Usai mata kuliah, Bisma mengikuti
Annisa. Dia ingin menyapa Annisa, tapi Rafael selalu di sampingnya. Dia ingin berbicara pribadi dengan Annisa.
Akhirnya, Annisa
sendiri di depan kampus. Namun, seseorang datang menjemputnya saat Bisma hendak menghampiri. Terpaksa Bisma mengikuti
laju mobil itu yang mengarah ke super
market.
Annisa bersama dengan kak Ria
membeli beberapa bahan-bahan dapur. Bisma belum bisa mendekati Annisa. Kegiatan
membuntutinya terhenti saat Bisma mendapat telepon dari temannya. Setelah
menerima telepon itu, Bisma segera pergi.
*
* *
Rafael datang ke kantornya. Seperti
biasa, dia datang untuk memberikan USB pada rekan kerjanya. Saat Rafael tiba,
dia tidak bertemu dengan rekan kerja, jadi dia menaruh USB itu di meja saja.
Dia kemudian pergi.
Di depan ruang kerja, Rafael
berpapasan dengan Roni, rekan kerjanya.
“Ketemu juga.
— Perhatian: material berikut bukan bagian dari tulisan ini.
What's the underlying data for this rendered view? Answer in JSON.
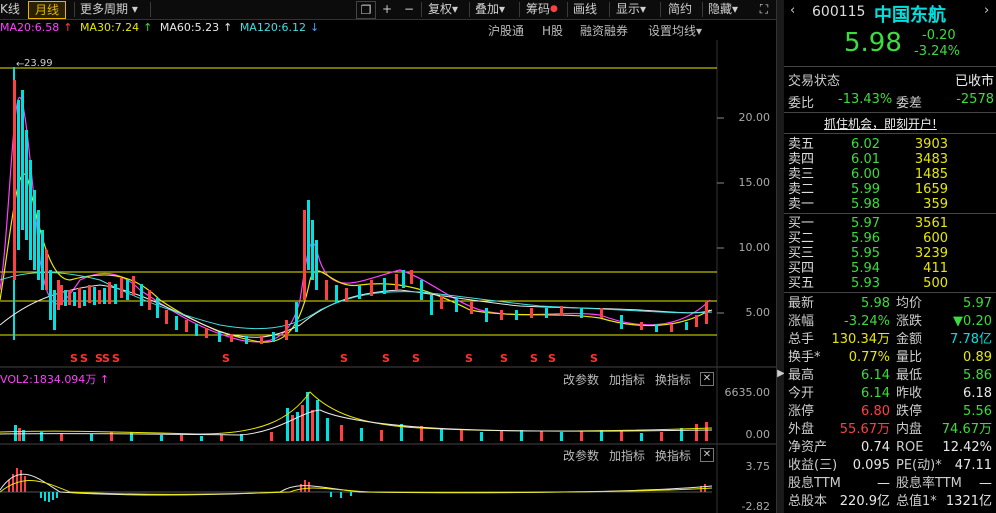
{
  "toolbar": {
    "left_tab": "K线",
    "month_tab": "月线",
    "more_period": "更多周期",
    "fuquan": "复权",
    "diejia": "叠加",
    "chouma": "筹码",
    "huaxian": "画线",
    "xianshi": "显示",
    "jianyue": "简约",
    "yincang": "隐藏"
  },
  "ma": {
    "ma20": "MA20:6.58",
    "ma30": "MA30:7.24",
    "ma60": "MA60:5.23",
    "ma120": "MA120:6.12"
  },
  "chart_links": [
    "沪股通",
    "H股",
    "融资融券",
    "设置均线"
  ],
  "price_axis": [
    "20.00",
    "15.00",
    "10.00",
    "5.00"
  ],
  "peak_label": "23.99",
  "volume": {
    "label": "VOL2:1834.094万",
    "buttons": [
      "改参数",
      "加指标",
      "换指标"
    ],
    "axis": [
      "6635.00",
      "0.00"
    ]
  },
  "macd": {
    "buttons": [
      "改参数",
      "加指标",
      "换指标"
    ],
    "axis": [
      "3.75",
      "-2.82"
    ]
  },
  "stock": {
    "code": "600115",
    "name": "中国东航",
    "price": "5.98",
    "change": "-0.20",
    "change_pct": "-3.24%",
    "status_label": "交易状态",
    "status_value": "已收市",
    "weibi_label": "委比",
    "weibi_value": "-13.43%",
    "weicha_label": "委差",
    "weicha_value": "-2578",
    "promo": "抓住机会，即刻开户!"
  },
  "order_book": {
    "sell": [
      {
        "label": "卖五",
        "price": "6.02",
        "vol": "3903"
      },
      {
        "label": "卖四",
        "price": "6.01",
        "vol": "3483"
      },
      {
        "label": "卖三",
        "price": "6.00",
        "vol": "1485"
      },
      {
        "label": "卖二",
        "price": "5.99",
        "vol": "1659"
      },
      {
        "label": "卖一",
        "price": "5.98",
        "vol": "359"
      }
    ],
    "buy": [
      {
        "label": "买一",
        "price": "5.97",
        "vol": "3561"
      },
      {
        "label": "买二",
        "price": "5.96",
        "vol": "600"
      },
      {
        "label": "买三",
        "price": "5.95",
        "vol": "3239"
      },
      {
        "label": "买四",
        "price": "5.94",
        "vol": "411"
      },
      {
        "label": "买五",
        "price": "5.93",
        "vol": "500"
      }
    ]
  },
  "stats": [
    {
      "l1": "最新",
      "v1": "5.98",
      "c1": "green",
      "l2": "均价",
      "v2": "5.97",
      "c2": "green"
    },
    {
      "l1": "涨幅",
      "v1": "-3.24%",
      "c1": "green",
      "l2": "涨跌",
      "v2": "▼0.20",
      "c2": "green"
    },
    {
      "l1": "总手",
      "v1": "130.34万",
      "c1": "yellow",
      "l2": "金额",
      "v2": "7.78亿",
      "c2": "cyan"
    },
    {
      "l1": "换手*",
      "v1": "0.77%",
      "c1": "yellow",
      "l2": "量比",
      "v2": "0.89",
      "c2": "yellow"
    },
    {
      "l1": "最高",
      "v1": "6.14",
      "c1": "green",
      "l2": "最低",
      "v2": "5.86",
      "c2": "green"
    },
    {
      "l1": "今开",
      "v1": "6.14",
      "c1": "green",
      "l2": "昨收",
      "v2": "6.18",
      "c2": "white"
    },
    {
      "l1": "涨停",
      "v1": "6.80",
      "c1": "red",
      "l2": "跌停",
      "v2": "5.56",
      "c2": "green"
    },
    {
      "l1": "外盘",
      "v1": "55.67万",
      "c1": "red",
      "l2": "内盘",
      "v2": "74.67万",
      "c2": "green"
    },
    {
      "l1": "净资产",
      "v1": "0.74",
      "c1": "white",
      "l2": "ROE",
      "v2": "12.42%",
      "c2": "white"
    },
    {
      "l1": "收益(三)",
      "v1": "0.095",
      "c1": "white",
      "l2": "PE(动)*",
      "v2": "47.11",
      "c2": "white"
    },
    {
      "l1": "股息TTM",
      "v1": "—",
      "c1": "white",
      "l2": "股息率TTM",
      "v2": "—",
      "c2": "white"
    },
    {
      "l1": "总股本",
      "v1": "220.9亿",
      "c1": "white",
      "l2": "总值1*",
      "v2": "1321亿",
      "c2": "white"
    }
  ],
  "colors": {
    "up": "#ff4040",
    "down": "#00e0e0",
    "accent": "#e8b400"
  }
}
Dicariin dari tadi,”
ucap Roni menepuk pundak Rafael.
“USB-nya udah ku taruh di meja kok,”
sahut Rafael.
“Iya, biarin aja. Lo dicari bu’ bos
tuh. Sana ke ruangannya.”
Rafael pun pergi menemui bu’ bos di
ruangannya. Rafael mengetuk pintu. Setelah bu’ bos mempersilahkan, Rafael masuk
ke dalam.
“Kamu Rafael Tan, kan?” tanya bu’
bos muda itu. Bos baru itu berpenampilan sangat elegan, tapi wajahnya terlihat
angkuh.
“Iya,” jawab Rafael sopan.
“Kalau gitu duduk dulu.”
Rafael duduk di kursi depan meja bu’
bos-nya itu.
“Sudah tau siapa saya, kan? Karena
kemarin kita belum ketemu, saya mau bilang jangan panggil saya bos. Panggil
saya bu Gina. Saya sudah tau latar belakang semua
karyawan di sini. Gimana mereka kerja selama papaku menjabat, saya tau
semuanya. Saya juga tau kamu sudah lama bekerja di sini. Jadi, untuk kali ini
saya minta keprofesionalitasmu. Saya gak bilang kamu gak professional ya. Kamu
professional. Dan sekarang saya mau kamu lebih professional karena saya akan
menugaskanmu untuk mengambil gambar tentang…” bu’ Gina berhenti sejenak.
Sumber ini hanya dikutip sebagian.